GitHub branch protection on develop and main requires the Lint and Test, Smoke Test, and Docs/build checks to be green before merge; the security-tooling checks added in S12-N2 (pip-audit, bandit, gitleaks) become required after one clean cycle on develop to give time to remediate any first-pass findings.

10. Brand-scanner enforcement¶

tests/integration/test_agent_agnostic_remote.py::test_no_brand_references_in_tracked_tree scans the entire tracked tree (via git grep -i -E) for the assistant brand token and its case variants.

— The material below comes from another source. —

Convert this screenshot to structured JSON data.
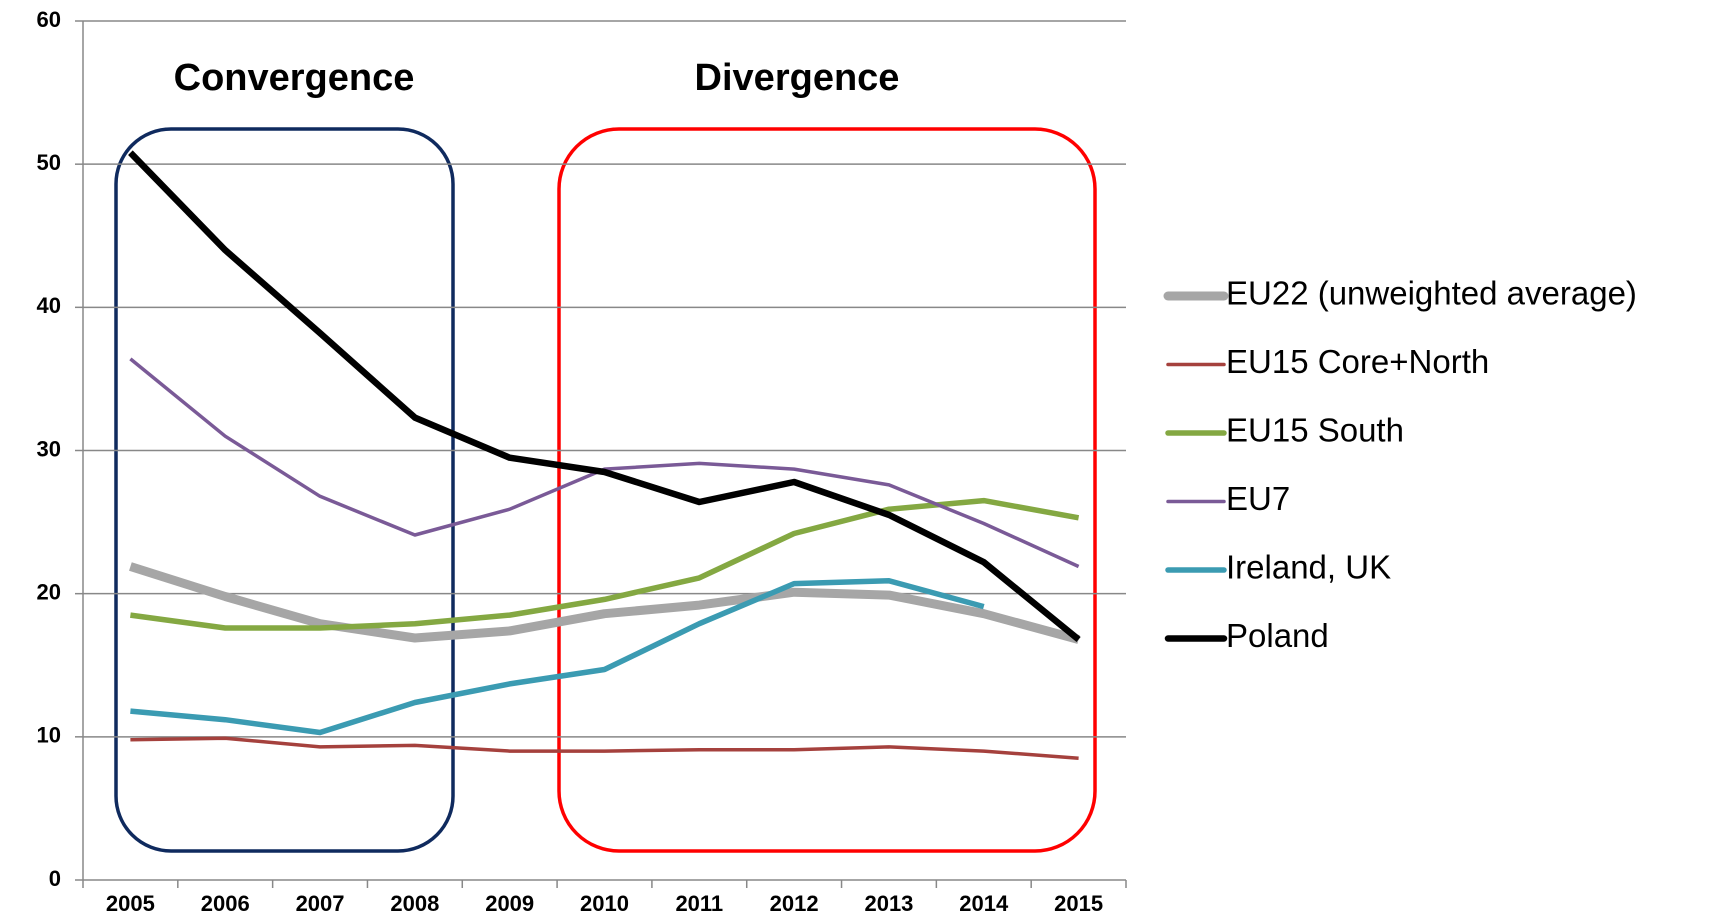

The test enforces the project's tool-agnostic posture documented in development-workflow.md §13.

If you add a test, a config, or a doc that needs to reason about the brand token (e.g., an audit that asserts the brand does not appear elsewhere), the token must be assembled from fragments at runtime, exactly as test_agent_agnostic_remote.py does:

_BRAND = "cl" + "aude"   # not the literal token

This idiom is mandatory for any code that handles the brand token as data; otherwise the repo-wide scanner trips on the literal in your own file. The pattern is also applied in tests/integration/test_security_doc.py (added in S12-N2) and in tests/integration/test_development_workflow_doc.py (added in S12-N4).

11. Vulnerability reporting¶

The canonical private-disclosure path is documented in SECURITY.md at the repository root.

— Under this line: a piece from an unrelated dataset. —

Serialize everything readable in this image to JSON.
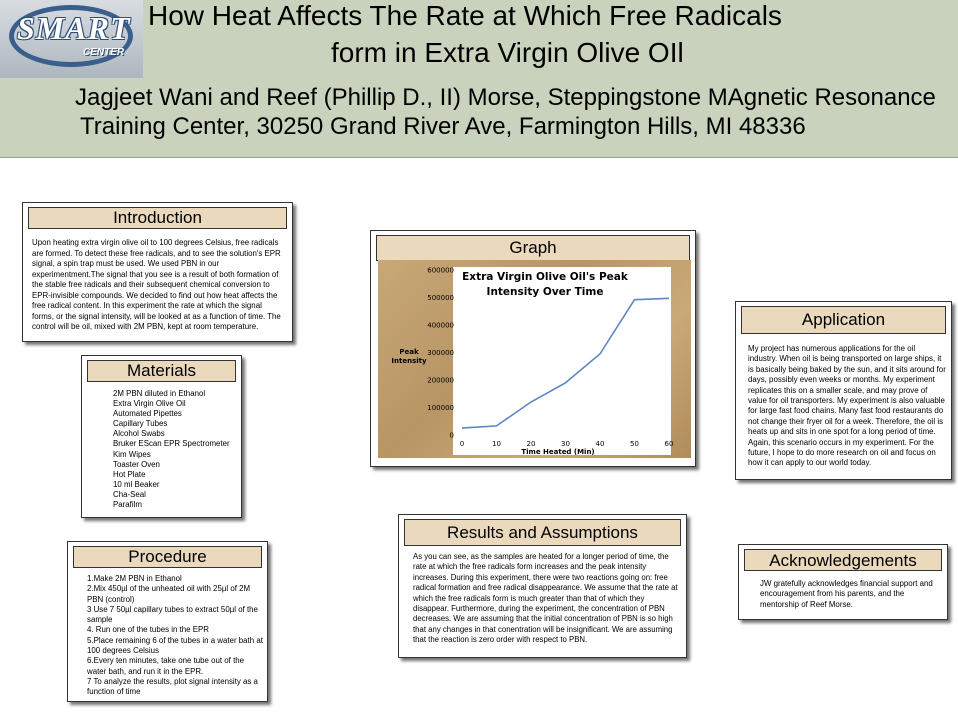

In short: email pumacapstoneproject@gmail.com with a description, reproduction steps, the affected version(s), and any suggested mitigation. Acknowledgement within 72 hours; remediation plan within 30 days; public advisory within 90 days under the standard coordinated-disclosure timeline.

12. Audit cadence¶

Audit	Frequency
`pip-audit` weekly cron	Every Monday at 06:00 UTC.
`pip-audit` / `bandit` / `gitleaks` on push	Every push to `develop`/`main` + every PR.
`Trivy` on published image	Every tag push (`v*`).
Full re-audit (this page, the threat model, the workflow permissions table)	Every minor release (e.g. v4.1.0, v4.2.0) at minimum; on demand otherwise.
Hard re-audit (penetration test, dependency tree review)	Annually — first slot post-v4.0.0 release.

13. Known security debt¶

Tracked in docs/known_debt.md. The S12-N2 MVP deliberately right-sizes scope; the items below are queued for a post-Sprint-12 backlog or a future audit cycle:

D32 — License compatibility automation. Add pip-licenses in CI to fail the build on non-permissive licenses entering the dependency tree.
D33 — SBOM CycloneDX generation. Produce a Software Bill of Materials in CycloneDX format and attach it to every published release artifact.
D34 — Mutation testing on src/puma/community/integrity.py. Use mutmut or equivalent to verify the integrity-hash test coverage actually catches subtle mutations of the canonical hash procedure.
D35 — Cross-platform install test. Verify the published wheel installs and the CLI starts on Linux, macOS (x86_64 + arm64), and Windows; today only Linux is exercised in CI.

Last reviewed: 2026-05-31 (S12-N2 MVP).